First, load the necessary libraries. In addition to the rpack package, we use tidyverse and dplyr for sample data manipulation and ggplot2 for plotting.
#install.packages("lcmix", repos=c("http://R-Forge.R-project.org",
# "http://cran.at.r-project.org"),dependencies=TRUE)
library(rpack)
library(tidyverse)
library(LaplacesDemon)
library(Matrix)
library(plotly)
library(Gmedian)
library(lcmix) # Added by Markku. Package can be found at R-Forge
library(parallel) # For parallel computing. rpack uses function "detectCores".
library(flexmix)
These are added by Markku. These external functions generate data from gamma distribution. Weights are determined either by 1) chance 2 ) based on the distance from the distribution mean: the greater the Euclidean distance between the point and the population mean is, the larger the weight is. “simulate_unif_grid” is a sub-function of the main function “simulate_gamma_mixture”.
source("CodeCollection/simulate_gamma_mixture.R")
source("CodeCollection/simulate_unif_grid.R")
source("CodeCollection/utility_functions.R")
# Get the colors for plotting
c_col <- get_cols()
For testing purposes, we first generate small and simple data set to test package flexm.
# Simple data set
m1 <- 0
m2 <- 50
sd1 <- sd2 <- 5
N1 <- 100
N2 <- 10
a <- rnorm(n=N1, mean=m1, sd=sd1)
b <- rnorm(n=N2, mean=m2, sd=sd2)
x <- c(a,b)
class <- c(rep('a', N1), rep('b', N2))
data <- data.frame(cbind(x=as.numeric(x), class=as.factor(class)))
Fit two gaussians to the data.
library("ggplot2")
p <- ggplot(data, aes(x = x)) +
geom_histogram(aes(x, ..density..), binwidth = 1, colour = "black", fill = "white") +
geom_vline(xintercept = m1, col = "red", size = 2) +
geom_vline(xintercept = m2, col = "blue", size = 2)
p
set.seed(0)
mo1 <- FLXMRglm(family = "gaussian")
mo2 <- FLXMRglm(family = "gaussian")
flexfit <- flexmix(x ~ 1, data = data, k = 2, model = list(mo1, mo2))
# So how did we do? It looks like we got class assignments perfectly
print(table(clusters(flexfit), data$class))
##
## 1 2
## 1 0 10
## 2 100 0
Lastly, let’s visualize the fitted model along with the data.

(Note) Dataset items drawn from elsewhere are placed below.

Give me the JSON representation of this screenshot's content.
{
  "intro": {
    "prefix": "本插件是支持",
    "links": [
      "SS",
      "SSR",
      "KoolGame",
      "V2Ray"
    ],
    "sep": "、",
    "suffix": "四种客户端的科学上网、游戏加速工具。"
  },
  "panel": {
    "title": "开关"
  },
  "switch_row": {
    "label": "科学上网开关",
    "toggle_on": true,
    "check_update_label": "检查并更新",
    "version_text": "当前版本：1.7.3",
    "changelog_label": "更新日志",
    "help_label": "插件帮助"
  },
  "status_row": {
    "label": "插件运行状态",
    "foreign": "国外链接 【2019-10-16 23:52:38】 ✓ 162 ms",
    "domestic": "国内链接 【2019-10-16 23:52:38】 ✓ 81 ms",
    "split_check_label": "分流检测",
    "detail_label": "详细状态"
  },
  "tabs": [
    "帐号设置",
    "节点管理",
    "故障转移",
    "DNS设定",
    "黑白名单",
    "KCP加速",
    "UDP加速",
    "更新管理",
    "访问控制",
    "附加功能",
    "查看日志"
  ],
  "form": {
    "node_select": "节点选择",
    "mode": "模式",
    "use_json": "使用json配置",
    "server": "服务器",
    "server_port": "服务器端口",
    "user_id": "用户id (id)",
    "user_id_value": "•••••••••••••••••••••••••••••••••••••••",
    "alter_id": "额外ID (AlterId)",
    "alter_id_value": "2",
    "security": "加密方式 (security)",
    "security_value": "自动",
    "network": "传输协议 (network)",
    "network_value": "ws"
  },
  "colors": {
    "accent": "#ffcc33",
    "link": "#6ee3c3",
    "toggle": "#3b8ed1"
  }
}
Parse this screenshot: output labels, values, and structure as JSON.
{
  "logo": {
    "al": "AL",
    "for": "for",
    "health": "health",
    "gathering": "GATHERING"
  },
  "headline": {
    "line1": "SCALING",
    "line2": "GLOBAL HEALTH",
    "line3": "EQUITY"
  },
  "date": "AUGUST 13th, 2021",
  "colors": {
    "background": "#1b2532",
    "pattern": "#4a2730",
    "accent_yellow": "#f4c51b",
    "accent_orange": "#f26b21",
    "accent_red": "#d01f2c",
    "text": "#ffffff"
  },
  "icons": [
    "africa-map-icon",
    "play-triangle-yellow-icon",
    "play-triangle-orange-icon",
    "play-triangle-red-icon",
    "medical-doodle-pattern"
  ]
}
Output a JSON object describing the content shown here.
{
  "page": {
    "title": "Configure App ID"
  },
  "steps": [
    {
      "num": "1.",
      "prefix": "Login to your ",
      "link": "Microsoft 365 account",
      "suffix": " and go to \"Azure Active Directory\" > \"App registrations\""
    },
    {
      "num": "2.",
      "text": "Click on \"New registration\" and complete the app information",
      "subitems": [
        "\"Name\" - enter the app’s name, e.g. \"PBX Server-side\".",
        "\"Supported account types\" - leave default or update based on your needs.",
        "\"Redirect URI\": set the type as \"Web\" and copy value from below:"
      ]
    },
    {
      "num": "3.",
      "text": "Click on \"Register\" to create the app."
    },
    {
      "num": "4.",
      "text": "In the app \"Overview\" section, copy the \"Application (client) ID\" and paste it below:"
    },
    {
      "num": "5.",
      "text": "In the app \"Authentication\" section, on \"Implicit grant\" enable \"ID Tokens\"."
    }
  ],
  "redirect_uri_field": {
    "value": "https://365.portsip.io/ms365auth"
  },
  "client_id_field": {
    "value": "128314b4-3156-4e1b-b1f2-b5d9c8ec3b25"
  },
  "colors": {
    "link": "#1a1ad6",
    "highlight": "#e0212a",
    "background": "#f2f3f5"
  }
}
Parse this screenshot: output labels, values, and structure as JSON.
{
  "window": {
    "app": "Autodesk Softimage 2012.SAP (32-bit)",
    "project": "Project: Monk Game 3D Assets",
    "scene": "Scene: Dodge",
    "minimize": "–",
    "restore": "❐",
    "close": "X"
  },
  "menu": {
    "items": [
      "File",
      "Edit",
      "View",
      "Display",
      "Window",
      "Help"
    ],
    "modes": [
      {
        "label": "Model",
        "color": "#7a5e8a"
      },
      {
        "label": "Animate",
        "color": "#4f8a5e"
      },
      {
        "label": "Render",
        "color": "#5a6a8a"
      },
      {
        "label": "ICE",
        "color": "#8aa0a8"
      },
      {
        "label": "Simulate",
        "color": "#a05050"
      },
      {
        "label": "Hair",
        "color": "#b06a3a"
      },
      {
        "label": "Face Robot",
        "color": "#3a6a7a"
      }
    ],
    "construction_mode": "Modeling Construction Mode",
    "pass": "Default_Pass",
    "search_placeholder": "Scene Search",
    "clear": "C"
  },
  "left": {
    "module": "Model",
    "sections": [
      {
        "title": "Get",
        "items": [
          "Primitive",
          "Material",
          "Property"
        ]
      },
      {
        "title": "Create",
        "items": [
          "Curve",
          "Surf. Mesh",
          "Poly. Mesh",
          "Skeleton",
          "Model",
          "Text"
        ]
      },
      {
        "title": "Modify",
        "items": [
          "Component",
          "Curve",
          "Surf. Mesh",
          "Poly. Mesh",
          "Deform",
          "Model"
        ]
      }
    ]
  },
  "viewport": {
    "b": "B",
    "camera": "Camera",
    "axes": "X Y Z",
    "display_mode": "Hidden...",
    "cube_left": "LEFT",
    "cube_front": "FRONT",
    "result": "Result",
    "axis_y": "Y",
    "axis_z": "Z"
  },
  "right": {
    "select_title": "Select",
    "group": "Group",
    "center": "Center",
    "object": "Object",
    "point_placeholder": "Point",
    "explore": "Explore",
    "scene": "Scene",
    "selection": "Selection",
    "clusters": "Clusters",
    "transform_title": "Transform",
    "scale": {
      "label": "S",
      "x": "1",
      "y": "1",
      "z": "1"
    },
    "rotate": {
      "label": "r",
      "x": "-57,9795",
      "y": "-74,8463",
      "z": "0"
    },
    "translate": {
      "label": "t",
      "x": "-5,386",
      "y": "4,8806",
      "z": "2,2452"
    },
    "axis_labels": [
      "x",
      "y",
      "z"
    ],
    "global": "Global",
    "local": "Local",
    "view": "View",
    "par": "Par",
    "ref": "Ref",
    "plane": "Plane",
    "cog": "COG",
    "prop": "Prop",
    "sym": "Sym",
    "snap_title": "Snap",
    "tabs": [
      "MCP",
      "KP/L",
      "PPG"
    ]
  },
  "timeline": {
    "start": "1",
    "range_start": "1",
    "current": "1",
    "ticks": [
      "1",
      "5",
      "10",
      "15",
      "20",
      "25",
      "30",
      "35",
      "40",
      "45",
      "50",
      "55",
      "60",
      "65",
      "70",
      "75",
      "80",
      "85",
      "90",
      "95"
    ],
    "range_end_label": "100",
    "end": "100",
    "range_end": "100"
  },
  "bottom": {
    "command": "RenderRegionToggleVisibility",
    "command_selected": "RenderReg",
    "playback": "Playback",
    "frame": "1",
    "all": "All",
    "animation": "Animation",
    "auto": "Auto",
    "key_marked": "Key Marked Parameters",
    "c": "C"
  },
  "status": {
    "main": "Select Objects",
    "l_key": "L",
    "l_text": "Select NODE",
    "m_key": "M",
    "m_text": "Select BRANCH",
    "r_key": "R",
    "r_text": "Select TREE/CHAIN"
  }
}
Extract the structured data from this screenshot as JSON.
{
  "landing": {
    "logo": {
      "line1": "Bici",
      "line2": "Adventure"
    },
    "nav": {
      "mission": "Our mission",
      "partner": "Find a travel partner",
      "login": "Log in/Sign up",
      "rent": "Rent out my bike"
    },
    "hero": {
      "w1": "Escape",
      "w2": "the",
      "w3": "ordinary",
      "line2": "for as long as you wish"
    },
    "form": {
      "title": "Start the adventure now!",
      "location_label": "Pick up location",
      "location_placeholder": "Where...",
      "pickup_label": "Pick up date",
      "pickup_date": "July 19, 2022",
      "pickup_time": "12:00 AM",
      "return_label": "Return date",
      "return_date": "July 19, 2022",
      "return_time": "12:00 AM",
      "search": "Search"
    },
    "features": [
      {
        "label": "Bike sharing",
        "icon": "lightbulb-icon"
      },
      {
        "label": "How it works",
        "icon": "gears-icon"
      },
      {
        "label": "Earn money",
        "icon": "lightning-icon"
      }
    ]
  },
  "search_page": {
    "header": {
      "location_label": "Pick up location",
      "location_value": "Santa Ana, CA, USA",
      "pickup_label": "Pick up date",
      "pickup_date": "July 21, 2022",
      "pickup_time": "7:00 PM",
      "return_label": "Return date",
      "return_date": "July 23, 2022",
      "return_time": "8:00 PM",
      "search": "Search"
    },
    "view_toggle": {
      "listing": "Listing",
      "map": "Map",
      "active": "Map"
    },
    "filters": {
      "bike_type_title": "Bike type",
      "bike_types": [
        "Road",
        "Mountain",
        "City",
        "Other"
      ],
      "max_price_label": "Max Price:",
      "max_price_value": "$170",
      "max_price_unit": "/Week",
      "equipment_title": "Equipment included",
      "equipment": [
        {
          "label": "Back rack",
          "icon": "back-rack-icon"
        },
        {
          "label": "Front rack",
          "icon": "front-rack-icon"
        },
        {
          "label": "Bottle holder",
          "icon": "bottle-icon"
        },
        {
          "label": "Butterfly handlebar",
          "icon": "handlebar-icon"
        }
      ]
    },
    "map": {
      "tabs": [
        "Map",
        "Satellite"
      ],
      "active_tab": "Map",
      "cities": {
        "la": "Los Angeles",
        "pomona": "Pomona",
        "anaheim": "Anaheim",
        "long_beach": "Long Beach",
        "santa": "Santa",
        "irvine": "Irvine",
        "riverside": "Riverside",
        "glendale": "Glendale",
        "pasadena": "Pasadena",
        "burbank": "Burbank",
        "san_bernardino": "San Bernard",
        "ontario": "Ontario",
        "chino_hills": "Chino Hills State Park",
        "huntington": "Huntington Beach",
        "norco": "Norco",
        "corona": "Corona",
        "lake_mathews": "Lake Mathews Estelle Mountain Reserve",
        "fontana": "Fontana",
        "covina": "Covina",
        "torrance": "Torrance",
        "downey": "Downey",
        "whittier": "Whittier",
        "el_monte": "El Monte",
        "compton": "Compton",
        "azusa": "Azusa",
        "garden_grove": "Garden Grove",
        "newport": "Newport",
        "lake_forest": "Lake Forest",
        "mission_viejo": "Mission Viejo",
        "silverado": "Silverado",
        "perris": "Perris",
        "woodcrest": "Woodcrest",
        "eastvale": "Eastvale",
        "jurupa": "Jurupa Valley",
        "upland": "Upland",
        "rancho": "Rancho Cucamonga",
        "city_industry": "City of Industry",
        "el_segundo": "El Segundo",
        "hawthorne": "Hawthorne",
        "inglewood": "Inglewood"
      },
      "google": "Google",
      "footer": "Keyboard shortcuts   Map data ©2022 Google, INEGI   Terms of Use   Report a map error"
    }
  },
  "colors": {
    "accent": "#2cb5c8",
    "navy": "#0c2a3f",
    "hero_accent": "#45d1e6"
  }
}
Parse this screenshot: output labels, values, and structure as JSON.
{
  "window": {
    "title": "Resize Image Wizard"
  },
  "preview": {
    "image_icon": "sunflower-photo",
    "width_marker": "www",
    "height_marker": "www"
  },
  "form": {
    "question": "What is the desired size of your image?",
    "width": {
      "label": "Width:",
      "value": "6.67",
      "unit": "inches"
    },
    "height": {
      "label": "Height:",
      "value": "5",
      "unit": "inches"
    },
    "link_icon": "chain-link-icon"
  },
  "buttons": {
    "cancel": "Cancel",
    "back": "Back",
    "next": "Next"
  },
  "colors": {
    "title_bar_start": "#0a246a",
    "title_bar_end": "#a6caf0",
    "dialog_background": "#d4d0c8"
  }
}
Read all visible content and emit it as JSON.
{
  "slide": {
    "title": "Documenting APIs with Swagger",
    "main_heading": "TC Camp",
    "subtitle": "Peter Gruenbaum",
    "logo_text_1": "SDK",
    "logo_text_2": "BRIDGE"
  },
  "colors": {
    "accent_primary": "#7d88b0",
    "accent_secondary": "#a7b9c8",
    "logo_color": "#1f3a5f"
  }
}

c1 <- parameters(flexfit, component=1)[[1]]
c2 <- parameters(flexfit, component=2)[[1]]
#' Source: http://tinyheero.github.io/2015/10/13/mixture-model.html
#' Plot a Mixture Component
#'
#' @param x Input data
#' @param mu Mean of component
#' @param sigma Standard deviation of component
#' @param lam Mixture weight of component
plot_mix_comps <- function(x, mu, sigma, lam) {
lam * dnorm(x, mu, sigma)
}
lam <- table(clusters(flexfit))
ggplot(data) +
geom_histogram(aes(x, ..density..), binwidth = 1, colour = "black", fill = "white") +
stat_function(geom = "line", fun = plot_mix_comps,
args = list(c1[1], c1[2], lam[1]/sum(lam)),
colour = "red", lwd = 1.5) +
stat_function(geom = "line", fun = plot_mix_comps,
args = list(c2[1], c2[2], lam[2]/sum(lam)),
colour = "blue", lwd = 1.5) +
ylab("Density")
All good here!
Let’s set up some data to be clustered. To ease cluster overlap, clusters are placed on a grid.
Outliers are sampled uniformly on the cluster grid.
Some simulated clusters have heavy weight points at edge of clusters (50/50 chance).**
# Initialize seed number:
#seed = Sys.time()
#seed = as.integer(seed)
#seed = seed %% 100000
seed = 10376
set.seed(seed)
k = 10 # ten clusters
n = c(20, 40, 60, 80, 50, 80, 60, 40, 20, 50) # uneven cluster sizes
n_out = 20 # nmb of outliers
# Generating 500 points from mixture of 10 gamma distributions.
test_dat = simulate_gamma_mixture(
n,
k,
n_out = n_out,
out_scale = 5,
scale_between_range = c(0, 1),
outgroup_alpha = 0.4,
place_on_grid = T,
overlap_scale = 0.5
)
true_mu <- test_dat$mu_true
test_dat <- test_dat$Y
# Ids in interactive plot
id <- 1:nrow(test_dat)
plot_sim <-
ggplot(data = test_dat, aes(
x = x,
y = y,
size = w,
label = id
)) +
geom_point() +
scale_size(range = c(2, 6)) + # Scale objects sizes
guides(color = guide_legend(# Point size in legend
override.aes = list(size = 5))) +
labs(x = "x", y = "y", title = "Unclustered data") +
theme(
legend.position = "right",
# Legend position and removing ticks from axis
axis.text.x = ggplot2::element_blank(),
axis.text.y = ggplot2::element_blank(),
axis.ticks = ggplot2::element_blank()
)
ggplotly(plot_sim, tooltip = c("id", "w"))
Fit a normal mixture model to the data we just simulated.
formula <- cbind(test_dat$x, test_dat$y) ~ 1
set.seed(1)
test_flexfit <- flexmix(
formula = formula,
k = k,
model = FLXMCmvnorm(diag = T))
print(table(clusters(test_flexfit), test_dat$orig_group))
##
## 1 2 3 4 5 6 7 8 9 10 11
## 1 0 0 0 0 0 55 0 0 0 0 2
## 2 1 20 0 0 45 1 60 0 8 2 1
## 3 19 0 0 0 0 22 0 0 0 0 0
## 4 0 20 0 77 1 0 0 0 0 47 2
## 5 0 0 2 3 3 1 0 1 12 1 12
## 6 0 0 58 0 0 1 0 0 0 0 3
## 7 0 0 0 0 1 0 0 39 0 0 0
Interestingly, we were able to find only 7 clusters.